With her was an old man of great honesty, and they brought with them an ox and an ass. These entered the cave, and the man, after having tied them to the manger, went outside and brought to the virgin a burning candle; having attached this to the wall he went outside, so that he might not be present at the birth. Then the virgin pulled off the shoes from her feet, drew off the white mantle, that enveloped her, removed the veil from her head, laying it by her side, thus remaining in her tunic alone with her beautiful golden hair falling loosely down her shoulders.
Then she produced two small linen cloths and two woollen ones, of exquisite purity and fineness, that she had brought, in which to wrap up the child who was to be born; and two other small articles with which to cover and bind his head, and these she put down beside her in order to use them in due time. .
. . And when all was thus prepared, the virgin knelt down with great veneration in an attitude of prayer, and her back was turned to the manger, but her face was lifted to heaven, towards the east. Thus with her hands extended and her eyes fixed on the sky she was standing as in ecstasy, lost in contemplation, in a rapture of divine sweetness.

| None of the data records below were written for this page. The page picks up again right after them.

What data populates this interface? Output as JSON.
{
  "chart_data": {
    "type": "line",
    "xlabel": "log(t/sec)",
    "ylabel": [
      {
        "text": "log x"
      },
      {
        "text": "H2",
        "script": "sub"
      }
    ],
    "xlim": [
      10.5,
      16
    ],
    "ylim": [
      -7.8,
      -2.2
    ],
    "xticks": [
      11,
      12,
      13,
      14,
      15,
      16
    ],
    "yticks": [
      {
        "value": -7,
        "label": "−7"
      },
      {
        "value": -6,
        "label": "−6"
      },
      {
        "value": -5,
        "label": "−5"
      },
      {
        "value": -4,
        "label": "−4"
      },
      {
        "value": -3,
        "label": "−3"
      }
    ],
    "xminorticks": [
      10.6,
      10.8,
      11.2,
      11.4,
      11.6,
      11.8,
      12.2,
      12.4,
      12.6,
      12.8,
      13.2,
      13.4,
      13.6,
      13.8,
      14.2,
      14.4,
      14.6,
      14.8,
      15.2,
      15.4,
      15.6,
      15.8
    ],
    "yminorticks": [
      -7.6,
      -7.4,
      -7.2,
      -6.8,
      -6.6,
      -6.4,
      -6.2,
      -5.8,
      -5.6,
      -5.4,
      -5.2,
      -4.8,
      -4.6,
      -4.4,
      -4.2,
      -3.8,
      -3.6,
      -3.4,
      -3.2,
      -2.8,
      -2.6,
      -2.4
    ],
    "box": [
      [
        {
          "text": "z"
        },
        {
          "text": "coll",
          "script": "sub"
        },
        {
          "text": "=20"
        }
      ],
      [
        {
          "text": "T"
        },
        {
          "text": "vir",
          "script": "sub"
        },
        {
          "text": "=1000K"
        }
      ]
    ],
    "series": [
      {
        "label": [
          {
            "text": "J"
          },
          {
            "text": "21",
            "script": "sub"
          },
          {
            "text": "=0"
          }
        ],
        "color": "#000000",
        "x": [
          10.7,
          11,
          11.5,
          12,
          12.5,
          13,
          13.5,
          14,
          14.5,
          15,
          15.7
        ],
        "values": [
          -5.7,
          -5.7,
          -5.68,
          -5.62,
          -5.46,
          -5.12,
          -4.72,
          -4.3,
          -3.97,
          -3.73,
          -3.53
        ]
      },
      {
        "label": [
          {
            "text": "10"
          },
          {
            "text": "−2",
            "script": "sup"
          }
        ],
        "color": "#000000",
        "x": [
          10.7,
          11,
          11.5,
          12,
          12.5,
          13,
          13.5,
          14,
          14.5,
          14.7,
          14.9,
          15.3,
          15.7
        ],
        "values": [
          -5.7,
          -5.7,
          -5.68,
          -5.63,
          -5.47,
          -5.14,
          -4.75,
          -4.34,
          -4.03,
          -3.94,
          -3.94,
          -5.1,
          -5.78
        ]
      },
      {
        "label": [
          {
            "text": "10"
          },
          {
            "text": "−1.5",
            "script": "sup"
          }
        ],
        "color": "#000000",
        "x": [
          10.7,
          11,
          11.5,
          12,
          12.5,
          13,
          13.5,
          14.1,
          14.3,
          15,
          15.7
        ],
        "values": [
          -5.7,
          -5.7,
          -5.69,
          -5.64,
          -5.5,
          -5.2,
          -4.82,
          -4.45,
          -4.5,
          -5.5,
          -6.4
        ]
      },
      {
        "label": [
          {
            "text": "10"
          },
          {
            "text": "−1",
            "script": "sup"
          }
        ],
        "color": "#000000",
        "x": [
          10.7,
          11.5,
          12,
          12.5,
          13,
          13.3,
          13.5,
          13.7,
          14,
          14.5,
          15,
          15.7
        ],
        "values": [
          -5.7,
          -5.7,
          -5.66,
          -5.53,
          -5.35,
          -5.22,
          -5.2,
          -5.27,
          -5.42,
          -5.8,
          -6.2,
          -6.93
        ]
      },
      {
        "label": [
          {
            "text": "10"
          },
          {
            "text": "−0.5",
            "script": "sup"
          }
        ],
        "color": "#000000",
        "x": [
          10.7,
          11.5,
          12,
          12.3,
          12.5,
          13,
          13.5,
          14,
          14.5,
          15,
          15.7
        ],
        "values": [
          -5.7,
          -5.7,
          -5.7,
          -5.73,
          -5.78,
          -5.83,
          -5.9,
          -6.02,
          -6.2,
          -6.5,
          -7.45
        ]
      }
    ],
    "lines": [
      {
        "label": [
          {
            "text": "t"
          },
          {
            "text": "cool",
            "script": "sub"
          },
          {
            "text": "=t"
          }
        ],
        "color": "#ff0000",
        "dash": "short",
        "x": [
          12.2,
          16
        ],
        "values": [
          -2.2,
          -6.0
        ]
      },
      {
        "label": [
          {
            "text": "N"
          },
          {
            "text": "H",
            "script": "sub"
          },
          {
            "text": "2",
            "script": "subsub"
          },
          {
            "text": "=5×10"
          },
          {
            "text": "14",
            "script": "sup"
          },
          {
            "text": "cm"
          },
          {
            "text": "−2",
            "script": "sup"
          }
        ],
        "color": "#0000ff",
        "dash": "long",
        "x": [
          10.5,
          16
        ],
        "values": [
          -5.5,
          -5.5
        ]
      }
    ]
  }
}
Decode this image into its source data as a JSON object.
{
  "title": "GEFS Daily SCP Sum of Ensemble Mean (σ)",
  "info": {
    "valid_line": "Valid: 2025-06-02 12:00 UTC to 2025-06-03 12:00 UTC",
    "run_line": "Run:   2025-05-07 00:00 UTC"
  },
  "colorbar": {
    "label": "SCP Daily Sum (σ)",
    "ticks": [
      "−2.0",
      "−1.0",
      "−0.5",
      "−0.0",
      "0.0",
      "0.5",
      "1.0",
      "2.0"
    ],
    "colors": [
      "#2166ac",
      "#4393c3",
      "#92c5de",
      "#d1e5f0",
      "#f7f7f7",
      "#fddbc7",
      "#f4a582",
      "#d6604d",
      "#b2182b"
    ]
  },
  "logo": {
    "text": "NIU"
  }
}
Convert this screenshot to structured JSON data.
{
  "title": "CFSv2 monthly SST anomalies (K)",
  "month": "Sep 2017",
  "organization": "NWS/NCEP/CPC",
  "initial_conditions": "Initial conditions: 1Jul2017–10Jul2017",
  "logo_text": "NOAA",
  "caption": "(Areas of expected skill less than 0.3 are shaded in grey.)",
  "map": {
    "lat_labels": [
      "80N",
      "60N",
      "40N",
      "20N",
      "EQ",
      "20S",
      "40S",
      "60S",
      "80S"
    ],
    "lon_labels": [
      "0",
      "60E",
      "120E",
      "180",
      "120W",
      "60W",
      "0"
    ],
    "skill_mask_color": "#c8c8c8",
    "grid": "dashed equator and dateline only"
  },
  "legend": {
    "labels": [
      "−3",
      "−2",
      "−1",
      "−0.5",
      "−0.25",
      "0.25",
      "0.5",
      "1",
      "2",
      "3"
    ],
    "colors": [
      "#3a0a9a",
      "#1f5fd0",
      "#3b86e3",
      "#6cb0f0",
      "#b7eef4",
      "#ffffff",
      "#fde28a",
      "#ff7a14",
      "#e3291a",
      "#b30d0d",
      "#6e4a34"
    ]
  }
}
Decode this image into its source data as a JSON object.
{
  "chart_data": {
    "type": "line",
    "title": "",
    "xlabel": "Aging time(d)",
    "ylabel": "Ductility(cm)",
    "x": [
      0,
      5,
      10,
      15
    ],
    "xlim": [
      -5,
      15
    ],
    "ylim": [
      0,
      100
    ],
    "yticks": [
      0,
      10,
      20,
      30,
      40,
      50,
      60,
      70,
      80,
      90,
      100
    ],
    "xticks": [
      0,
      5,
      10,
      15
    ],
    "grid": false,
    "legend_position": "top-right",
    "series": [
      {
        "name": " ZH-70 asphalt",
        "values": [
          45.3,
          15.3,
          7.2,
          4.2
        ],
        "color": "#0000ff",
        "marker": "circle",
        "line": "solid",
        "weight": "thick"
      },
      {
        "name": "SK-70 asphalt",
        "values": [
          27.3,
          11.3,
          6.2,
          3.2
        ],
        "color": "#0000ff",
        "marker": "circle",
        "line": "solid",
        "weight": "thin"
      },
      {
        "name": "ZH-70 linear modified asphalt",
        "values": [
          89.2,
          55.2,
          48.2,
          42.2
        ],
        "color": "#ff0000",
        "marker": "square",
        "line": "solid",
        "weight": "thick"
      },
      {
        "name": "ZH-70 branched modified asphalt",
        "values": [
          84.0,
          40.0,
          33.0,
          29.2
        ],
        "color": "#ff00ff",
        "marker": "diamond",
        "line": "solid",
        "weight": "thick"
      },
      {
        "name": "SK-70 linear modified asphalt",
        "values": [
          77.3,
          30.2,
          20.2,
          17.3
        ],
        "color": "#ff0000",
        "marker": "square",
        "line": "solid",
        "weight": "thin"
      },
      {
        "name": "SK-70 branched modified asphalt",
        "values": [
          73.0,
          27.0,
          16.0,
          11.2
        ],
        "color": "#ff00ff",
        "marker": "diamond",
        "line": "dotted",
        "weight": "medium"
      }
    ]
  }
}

And while she was standing thus in prayer, I saw the child in her womb move and suddenly in a moment she gave birth to her son, from whom radiated such an ineffable light and splendour, that the sun was not comparable to it, nor did the candle, that St Joseph had put there, give any light at all, the divine light totally annihilating the material light of the candle, and so sudden and instantaneous was this way of bringing forth, that I could neither discover nor discern how, or by means of which member, she gave birth.
Verily though, all of a sudden, I saw the glorious infant lying on the ground naked and shining. His body was pure from any kind of soil and impurity. Then I heard also the singing of the angels, which was of miraculous sweetness and great beauty. . . .
When therefore the virgin felt, that she had already borne her child, she immediately worshipped him, her head bent down and her hands clasped, with great honour and reverence and said unto him, Be welcome my God, my Lord and my Son. . . . When this was done, the old man entered and prostrating himself to the floor, he wept for joy." (Hendrik Cornell. The Iconography of the Nativity of Christ. Uppsala Universitets Årsskrift. Uppsala, Sweden, 1924, pp. 11-13)
Immediately after her vision, Bridget dictated it to secretaries, who translated her account from Swedish to Latin.
The canvas was originally held in the refectory of the Convento di San Domenico in Prato.
The presence of Saint Vincent Ferrer (23 January 1350 – 5 April 1419), the Valencian Dominican missionary and logician is due to the commission by the Dominicans. It does appear out of place- almost an after thought. It is thought that Lippi did not execute this figure but rather his assistant, Fra Diamante (and perhaps afetr Lippi`s death)
St Vincent was canonised by Pope Calixtus III at the Dominican Church of Santa Maria Sopra Minerva, Rome, on 3 June 1455, around the time when the work was painted. No doubt the painting and the canonisation are not coincidental. It is one of the first iconographies of the newly canonised saint
The great penitential Preacher whose father was from Scotland carries a Book with the words: Timete Deum quia venit hora iudicii eius. - Fear God, because the hour of his judgement is coming.